Now chameleons have always been considered a master of camouflage and some of that is actually behavioral. When chameleons are moving in the branches or moving along the ground they do a very characteristic back and forth motion. And what they’re actually doing is mimicking a leaf or branch in the wind and trying to break up a typical movement pattern of an animal running from a predator.
The chameleon tongue is actually a highly complex array of bone, elastic elements and muscle. Chameleons can project their tongues up to two body lengths from their mouth. Now this is done at speeds of about 5.8 meters per second or about 13 mph.
Tongue projection in chameleons is similar in a lot of ways to a bow and arrow.

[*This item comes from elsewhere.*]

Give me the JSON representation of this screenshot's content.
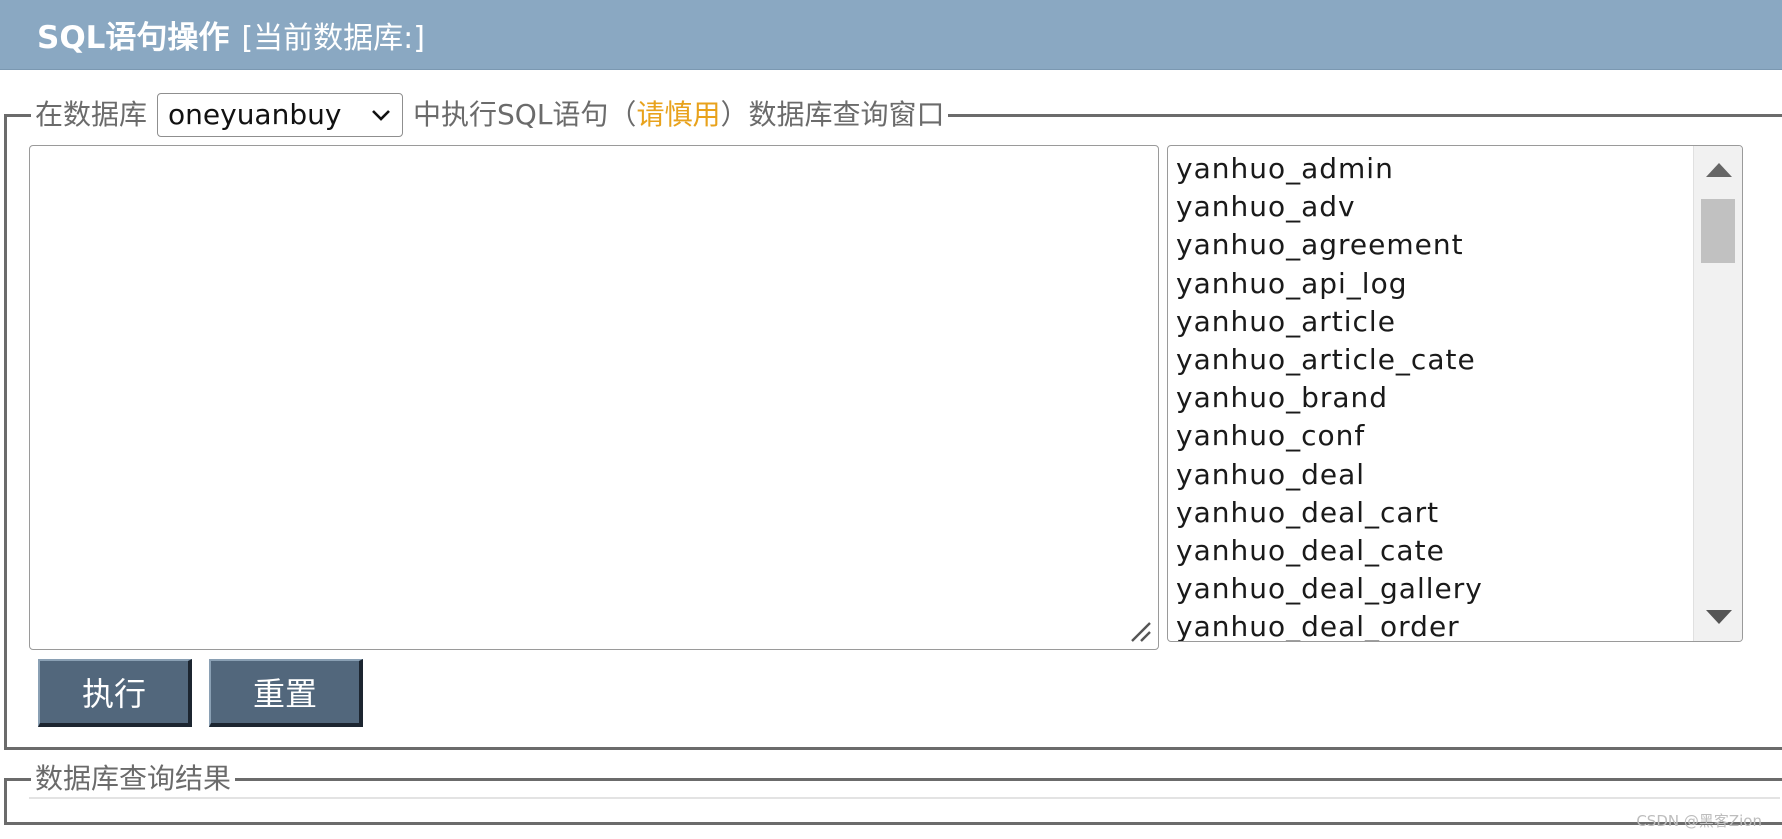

Before the tongue is actually launched, or the arrow, muscle action loads elastic elements. And so in a bow and arrow that’s when the arm actually pulls the bow back. Tongue launch is initiated by the recoil of those elastic elements that were loaded by the muscle action or the release of the bow in the bow and arrow model. And it’s the recoil of those elastic tissues, or that bow, that causes that launch of the tongue or the arrow in the bow and arrow example.
Thirty-six percent of chameleon species are threatened with extinction. There are nine species which are regarded as critically endangered and 37 species that are regarded as endangered.
The main threats to chameleons in the wild is actually habitat alteration and deforestation. Because some chameleons are found only in a specific type of habitat on a single mountain this makes them range restricted. But when that range restriction is combined with other pressures on their habitat, a lot of these species become endangered.
Chameleons have fascinated scientists and naturalists for centuries. And it’s something that we’re still learning a lot about.